SSE2 128–Bit SIMD Integer Instructions

The SSE2 SIMD integer instructions operate on packed words, doublewords, and quadwords contained in XMM and MMX registers.

Table 3–43 SSE2 128–Bit SIMD Integer Instructions


Solaris Mnemonic	Intel/AMD Mnemonic	Description
`movdq2q`	`MOVDQ2Q`	move quadword integer from XMM to MMX registers
`movdqa`	`MOVDQA`	move aligned double quadword
`movdqu`	`MOVDQU`	move unaligned double quadword
`movq2dq`	`MOVQ2DQ`	move quadword integer from MMX to XMM registers
`paddq`	`PADDQ`	add packed quadword integers
`pmuludq`	`PMULUDQ`	multiply packed unsigned doubleword integers
`pshufd`	`PSHUFD`	shuffle packed doublewords
`pshufhw`	`PSHUFHW`	shuffle packed high words
`pshuflw`	`PSHUFLW`	shuffle packed low words
`pslldq`	`PSLLDQ`	shift double quadword left logical
`psrldq`	`PSRLDQ`	shift double quadword right logical
`psubq`	`PSUBQ`	subtract packed quadword integers
`punpckhqdq`	`PUNPCKHQDQ`	unpack high quadwords
`punpcklqdq`	`PUNPCKLQDQ`	unpack low quadwords

SSE2 Miscellaneous Instructions

The SSE2 instructions described below provide additional functionality for caching non-temporal data when storing data from XMM registers to memory, and provide additional control of instruction ordering on store operations.

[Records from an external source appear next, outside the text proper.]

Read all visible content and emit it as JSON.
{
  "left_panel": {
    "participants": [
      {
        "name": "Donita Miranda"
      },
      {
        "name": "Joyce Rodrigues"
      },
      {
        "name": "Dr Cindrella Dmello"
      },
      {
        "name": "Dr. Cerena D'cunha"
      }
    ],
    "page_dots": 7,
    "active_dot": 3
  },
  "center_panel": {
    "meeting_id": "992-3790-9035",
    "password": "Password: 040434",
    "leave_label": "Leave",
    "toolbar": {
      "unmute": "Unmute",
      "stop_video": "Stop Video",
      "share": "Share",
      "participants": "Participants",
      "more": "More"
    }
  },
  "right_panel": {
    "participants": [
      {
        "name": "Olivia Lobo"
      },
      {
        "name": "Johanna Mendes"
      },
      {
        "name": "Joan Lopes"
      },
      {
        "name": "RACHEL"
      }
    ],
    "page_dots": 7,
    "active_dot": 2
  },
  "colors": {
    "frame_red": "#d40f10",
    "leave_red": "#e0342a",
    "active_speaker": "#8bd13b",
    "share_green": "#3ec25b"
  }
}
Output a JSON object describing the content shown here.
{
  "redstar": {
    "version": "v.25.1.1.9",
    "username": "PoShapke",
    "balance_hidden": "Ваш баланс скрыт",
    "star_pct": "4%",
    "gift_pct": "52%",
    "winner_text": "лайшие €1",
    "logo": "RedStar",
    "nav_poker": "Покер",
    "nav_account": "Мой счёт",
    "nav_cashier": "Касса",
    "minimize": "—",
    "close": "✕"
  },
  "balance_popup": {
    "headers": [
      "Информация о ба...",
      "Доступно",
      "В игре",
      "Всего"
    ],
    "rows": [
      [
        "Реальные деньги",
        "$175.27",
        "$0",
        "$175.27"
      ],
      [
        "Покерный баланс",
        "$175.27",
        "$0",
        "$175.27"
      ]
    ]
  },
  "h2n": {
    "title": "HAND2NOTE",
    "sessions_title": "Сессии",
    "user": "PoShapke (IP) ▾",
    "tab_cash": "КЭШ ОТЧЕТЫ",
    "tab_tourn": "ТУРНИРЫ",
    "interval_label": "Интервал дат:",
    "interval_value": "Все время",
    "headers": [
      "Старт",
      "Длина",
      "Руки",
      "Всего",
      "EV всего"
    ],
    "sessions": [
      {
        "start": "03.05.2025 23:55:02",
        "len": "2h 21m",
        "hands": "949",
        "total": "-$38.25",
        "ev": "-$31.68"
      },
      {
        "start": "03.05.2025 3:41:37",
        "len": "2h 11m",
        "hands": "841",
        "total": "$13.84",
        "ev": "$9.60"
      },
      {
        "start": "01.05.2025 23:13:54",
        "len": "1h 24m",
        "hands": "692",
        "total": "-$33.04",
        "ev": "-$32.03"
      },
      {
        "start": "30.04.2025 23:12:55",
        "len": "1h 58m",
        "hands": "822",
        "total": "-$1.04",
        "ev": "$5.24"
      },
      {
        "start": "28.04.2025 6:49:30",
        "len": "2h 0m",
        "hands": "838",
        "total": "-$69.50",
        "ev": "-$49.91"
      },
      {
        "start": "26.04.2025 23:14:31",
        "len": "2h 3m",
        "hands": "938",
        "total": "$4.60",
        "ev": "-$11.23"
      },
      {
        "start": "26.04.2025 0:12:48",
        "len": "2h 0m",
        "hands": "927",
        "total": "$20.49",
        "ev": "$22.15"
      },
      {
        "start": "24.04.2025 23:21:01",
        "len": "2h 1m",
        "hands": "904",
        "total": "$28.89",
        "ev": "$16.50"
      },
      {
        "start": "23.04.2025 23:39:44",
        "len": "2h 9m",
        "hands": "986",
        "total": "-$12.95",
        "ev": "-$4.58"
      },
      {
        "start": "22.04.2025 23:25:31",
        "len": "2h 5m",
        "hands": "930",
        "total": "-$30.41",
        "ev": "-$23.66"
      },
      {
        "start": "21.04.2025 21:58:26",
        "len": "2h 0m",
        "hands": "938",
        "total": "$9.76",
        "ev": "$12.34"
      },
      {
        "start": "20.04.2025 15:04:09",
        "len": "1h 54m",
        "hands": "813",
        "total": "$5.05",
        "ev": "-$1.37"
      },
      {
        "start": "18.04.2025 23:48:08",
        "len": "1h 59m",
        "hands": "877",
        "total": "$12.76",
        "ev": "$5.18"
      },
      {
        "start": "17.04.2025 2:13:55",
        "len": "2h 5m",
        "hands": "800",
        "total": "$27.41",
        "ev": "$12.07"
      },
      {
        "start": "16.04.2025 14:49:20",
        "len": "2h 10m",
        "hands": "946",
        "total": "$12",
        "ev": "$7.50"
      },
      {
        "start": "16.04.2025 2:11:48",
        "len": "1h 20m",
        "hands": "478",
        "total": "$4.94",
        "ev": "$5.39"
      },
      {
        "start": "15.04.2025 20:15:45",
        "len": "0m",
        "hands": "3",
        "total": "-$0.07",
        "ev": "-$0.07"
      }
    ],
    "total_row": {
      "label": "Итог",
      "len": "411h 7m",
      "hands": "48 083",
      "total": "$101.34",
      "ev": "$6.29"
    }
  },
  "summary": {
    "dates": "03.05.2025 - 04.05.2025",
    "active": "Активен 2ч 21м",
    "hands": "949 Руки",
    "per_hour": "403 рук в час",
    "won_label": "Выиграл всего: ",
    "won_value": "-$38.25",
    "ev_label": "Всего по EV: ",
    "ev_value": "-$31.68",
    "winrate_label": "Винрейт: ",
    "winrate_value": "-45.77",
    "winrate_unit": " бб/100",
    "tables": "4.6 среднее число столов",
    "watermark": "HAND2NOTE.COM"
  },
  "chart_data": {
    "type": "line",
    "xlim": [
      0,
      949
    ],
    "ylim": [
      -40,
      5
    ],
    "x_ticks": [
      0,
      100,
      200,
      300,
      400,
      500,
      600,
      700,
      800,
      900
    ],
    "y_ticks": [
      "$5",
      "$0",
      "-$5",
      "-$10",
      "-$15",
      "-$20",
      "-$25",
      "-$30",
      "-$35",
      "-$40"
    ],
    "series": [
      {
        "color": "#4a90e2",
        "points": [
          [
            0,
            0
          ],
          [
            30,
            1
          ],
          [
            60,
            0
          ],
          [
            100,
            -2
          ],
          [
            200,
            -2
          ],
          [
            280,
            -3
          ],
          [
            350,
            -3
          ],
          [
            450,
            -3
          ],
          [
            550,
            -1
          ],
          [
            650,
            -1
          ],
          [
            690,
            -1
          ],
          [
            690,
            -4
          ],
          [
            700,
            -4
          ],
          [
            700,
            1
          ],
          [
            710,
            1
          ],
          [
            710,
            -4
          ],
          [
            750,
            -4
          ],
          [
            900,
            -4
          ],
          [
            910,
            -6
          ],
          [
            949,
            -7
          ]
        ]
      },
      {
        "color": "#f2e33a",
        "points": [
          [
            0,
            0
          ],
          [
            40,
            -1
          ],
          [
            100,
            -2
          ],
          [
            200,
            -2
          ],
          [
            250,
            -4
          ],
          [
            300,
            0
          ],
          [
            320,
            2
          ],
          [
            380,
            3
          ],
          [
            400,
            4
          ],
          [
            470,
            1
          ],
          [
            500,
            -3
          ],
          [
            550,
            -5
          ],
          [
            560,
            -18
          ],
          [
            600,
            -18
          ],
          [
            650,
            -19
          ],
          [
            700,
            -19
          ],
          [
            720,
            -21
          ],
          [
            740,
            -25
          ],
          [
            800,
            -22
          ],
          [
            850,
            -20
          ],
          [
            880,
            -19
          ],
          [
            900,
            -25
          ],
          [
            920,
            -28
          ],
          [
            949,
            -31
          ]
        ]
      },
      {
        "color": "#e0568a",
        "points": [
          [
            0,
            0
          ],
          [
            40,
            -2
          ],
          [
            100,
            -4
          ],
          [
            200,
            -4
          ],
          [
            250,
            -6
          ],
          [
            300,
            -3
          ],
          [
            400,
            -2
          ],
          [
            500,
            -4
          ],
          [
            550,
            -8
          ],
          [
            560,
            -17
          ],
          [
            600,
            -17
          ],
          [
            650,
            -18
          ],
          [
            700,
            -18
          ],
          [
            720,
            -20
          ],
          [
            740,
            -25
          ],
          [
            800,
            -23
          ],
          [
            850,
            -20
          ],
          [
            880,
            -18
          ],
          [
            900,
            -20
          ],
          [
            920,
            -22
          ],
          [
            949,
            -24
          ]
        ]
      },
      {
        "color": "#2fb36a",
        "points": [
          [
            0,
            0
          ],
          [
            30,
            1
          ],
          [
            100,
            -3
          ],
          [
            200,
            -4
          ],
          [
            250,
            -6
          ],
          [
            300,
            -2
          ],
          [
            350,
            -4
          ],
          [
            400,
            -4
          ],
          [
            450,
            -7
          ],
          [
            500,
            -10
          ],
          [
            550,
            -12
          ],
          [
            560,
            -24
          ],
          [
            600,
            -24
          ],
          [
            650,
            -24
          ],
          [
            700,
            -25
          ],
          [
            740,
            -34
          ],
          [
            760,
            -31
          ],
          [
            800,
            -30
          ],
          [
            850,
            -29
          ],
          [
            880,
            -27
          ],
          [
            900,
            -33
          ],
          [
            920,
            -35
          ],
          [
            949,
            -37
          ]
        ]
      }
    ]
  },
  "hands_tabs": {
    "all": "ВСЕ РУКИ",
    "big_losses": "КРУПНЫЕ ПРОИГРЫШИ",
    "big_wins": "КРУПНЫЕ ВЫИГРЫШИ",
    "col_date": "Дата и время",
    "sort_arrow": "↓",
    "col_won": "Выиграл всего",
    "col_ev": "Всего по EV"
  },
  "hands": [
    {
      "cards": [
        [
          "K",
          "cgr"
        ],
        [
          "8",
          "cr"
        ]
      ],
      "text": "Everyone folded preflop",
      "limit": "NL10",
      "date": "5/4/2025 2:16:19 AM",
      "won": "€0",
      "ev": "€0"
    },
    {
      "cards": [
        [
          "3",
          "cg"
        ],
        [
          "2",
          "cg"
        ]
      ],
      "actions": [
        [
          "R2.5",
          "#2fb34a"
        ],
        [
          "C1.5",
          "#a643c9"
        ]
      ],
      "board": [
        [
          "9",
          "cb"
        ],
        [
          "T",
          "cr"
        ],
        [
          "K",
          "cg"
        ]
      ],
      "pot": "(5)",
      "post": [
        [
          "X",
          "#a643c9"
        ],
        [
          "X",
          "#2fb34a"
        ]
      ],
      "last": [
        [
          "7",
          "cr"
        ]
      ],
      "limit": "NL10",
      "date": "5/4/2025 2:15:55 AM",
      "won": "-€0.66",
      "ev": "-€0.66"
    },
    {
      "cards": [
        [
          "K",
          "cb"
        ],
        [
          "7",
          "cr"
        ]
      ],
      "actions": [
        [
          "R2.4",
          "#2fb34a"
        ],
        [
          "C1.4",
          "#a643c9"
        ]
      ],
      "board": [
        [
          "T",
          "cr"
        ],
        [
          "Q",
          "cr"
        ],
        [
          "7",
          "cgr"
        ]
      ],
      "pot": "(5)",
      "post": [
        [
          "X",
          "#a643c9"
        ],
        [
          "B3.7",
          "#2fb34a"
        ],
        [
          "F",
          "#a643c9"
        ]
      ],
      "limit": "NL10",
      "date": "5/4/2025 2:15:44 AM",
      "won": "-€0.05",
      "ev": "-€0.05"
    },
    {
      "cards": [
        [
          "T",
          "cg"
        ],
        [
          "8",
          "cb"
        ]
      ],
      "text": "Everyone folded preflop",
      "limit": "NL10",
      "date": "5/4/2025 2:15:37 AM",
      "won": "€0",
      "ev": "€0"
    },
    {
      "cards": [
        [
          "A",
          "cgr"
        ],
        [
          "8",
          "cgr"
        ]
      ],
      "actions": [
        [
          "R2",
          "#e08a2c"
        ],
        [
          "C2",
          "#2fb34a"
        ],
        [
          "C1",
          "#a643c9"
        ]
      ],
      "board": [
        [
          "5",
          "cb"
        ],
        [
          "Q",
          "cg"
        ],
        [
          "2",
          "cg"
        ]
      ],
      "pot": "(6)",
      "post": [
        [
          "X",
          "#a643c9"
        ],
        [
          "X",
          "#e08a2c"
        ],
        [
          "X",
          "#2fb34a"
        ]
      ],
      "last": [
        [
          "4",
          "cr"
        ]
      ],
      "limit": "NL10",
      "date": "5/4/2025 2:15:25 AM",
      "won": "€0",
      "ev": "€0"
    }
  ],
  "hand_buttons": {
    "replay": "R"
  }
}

Table 3–44 SSE2 Miscellaneous Instructions


Solaris Mnemonic	Intel/AMD Mnemonic	Description	Notes
`clflush`	`CLFLUSH`	flushes and invalidates a memory operand and its associated cache line from all levels of the processor's cache hierarchy
`lfence`	`LFENCE`	serializes load operations
`maskmovdqu`	`MASKMOVDQU`	non-temporal store of selected bytes from an XMM register into memory
`mfence`	`MFENCE`	serializes load and store operations
`movntdq`	`MOVNTDQ`	non-temporal store of double quadword from an XMM register into memory
`movnti`	`MOVNTI`	non-temporal store of a doubleword from a general-purpose register into memory	`movntiq` valid only under `-xarch=amd64`
`movntpd`	`MOVNTPD`	non-temporal store of two packed double-precision floating-point values from an XMM register into memory
`pause`	`PAUSE`	improves the performance of spin-wait loops